Nutrition scientist Maryam Hamidi, PhD, conducted research recently which required her to repeatedly stay awake from 8 a.m. until 5 a.m. the next day. As part of the study, she also needed to keep supplies of both healthy and unhealthy snacks stacked in her office.
Then, somewhere along the line, Hamidi, who has a doctorate in nutritional epidemiology and is a trained nutritionist, began to notice something strange about her own food cravings:
“Around 6 or 7 p.m., I would start craving chips,” she said. “I started noticing these bags of potato chips in my office. I had not craved chips since my undergraduate college years. One day I had one bag. Then a Diet Coke. And then I went for a second bag, and then a third. I was having fun. I remember thinking, ‘This is great. I should do this more often.’”
As a nutrition expert, she realized she was providing an excellent example of just how hard it can be to eat healthy when you’re exhausted, no matter how well you understand the importance of a good diet.
“I’d never eaten three bags of chips at once,” she said, laughing. “But I’d also never been that sleep-deprived.”
As a researcher at the WellMD Center, which promotes physician wellness at Stanford Medicine, Hamidi is interested in this complicated relationship between sleep and dietary behaviors. Sleep deprivation comes with the territory for physicians, who often work long hours and face interrupted shift cycles. Many researchers have looked into the various ways of improving sleep by reducing work hours or rearranging work schedules, but few have examined how improving a physician’s diet might help.

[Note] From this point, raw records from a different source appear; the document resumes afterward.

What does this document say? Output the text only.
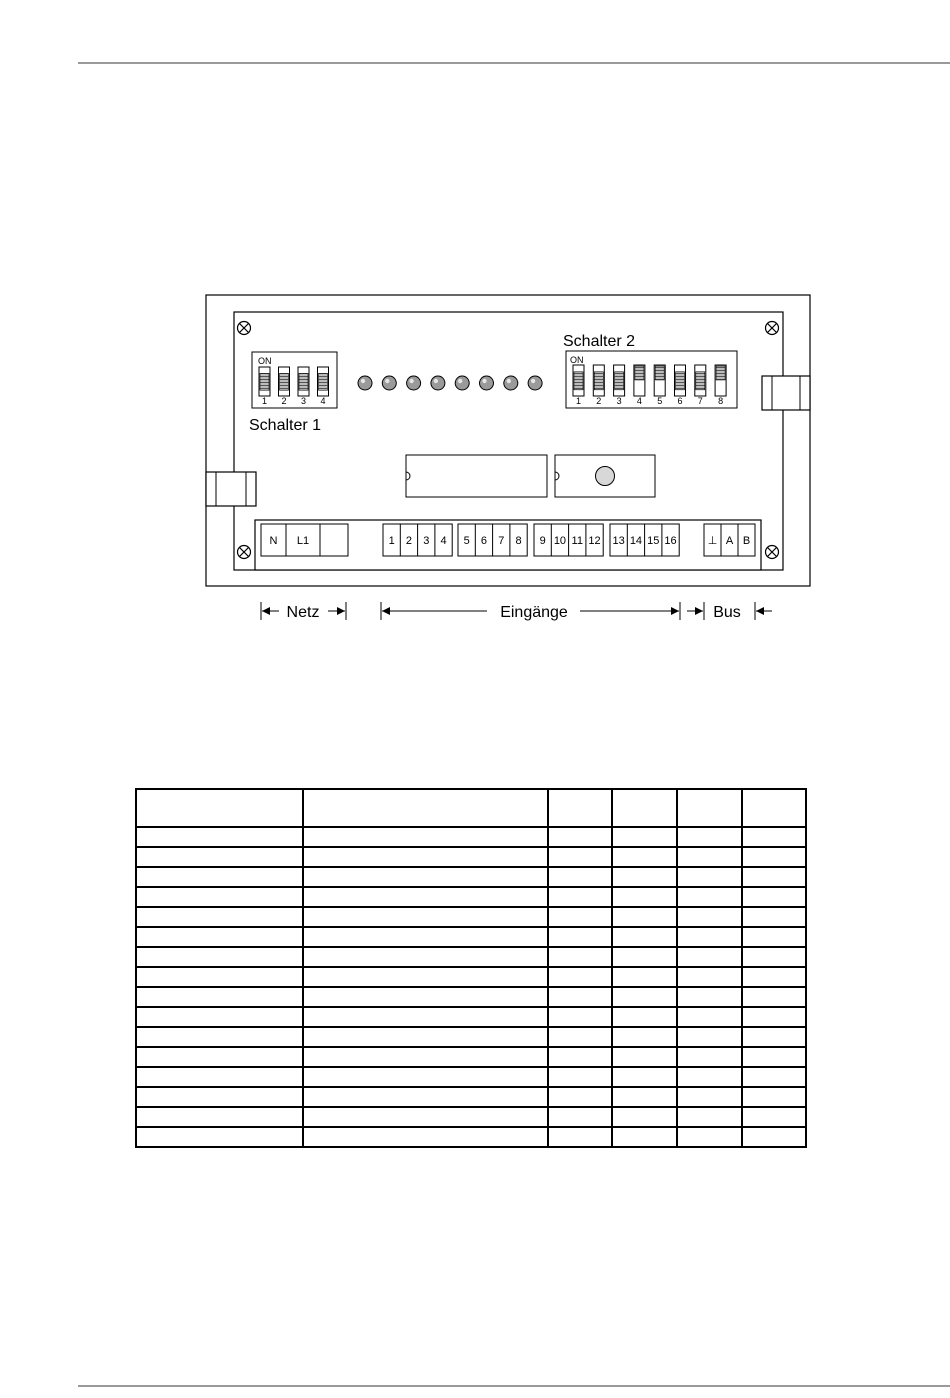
ON
1 2 3 4
Schalter 1
Schalter 2
ON
1 2 3 4 5 6 7 8
N L1	1 2 3 4 5 6 7 8 9 10 11 12 13 14 15 16	⊥ A B
Netz	Eingänge	Bus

In a study published online in the American Journal of Lifestyle Medicine, Hamidi, along with other Stanford researchers, examined survey results on sleep and nutrition from 245 Stanford physicians and found that a better diet is associated with reduced side effects of sleep deprivation. Mickey Trockel, MD, PhD, clinical associate professor of psychiatry and behavioral sciences, is the senior author of the study.
Barriers to eating well
Physicians face significant barriers to eating well at work due to long hours, a heavy workload and limited access to healthy meals, snacks and drinks. The findings of this study suggest that by providing healthy options at work, employers could help reduce the brain fogginess, difficulty concentrating and irritability caused by poor sleep among health care providers. And, as a result, help improve patient care.
“No one really thinks about how a physician’s diet affects patient care,” Hamidi said.
During her 21 years of experience working side by side with physicians, Hamidi has often observed something similar to her own snack attack with the chips. It’s understandable, especially when your options are limited.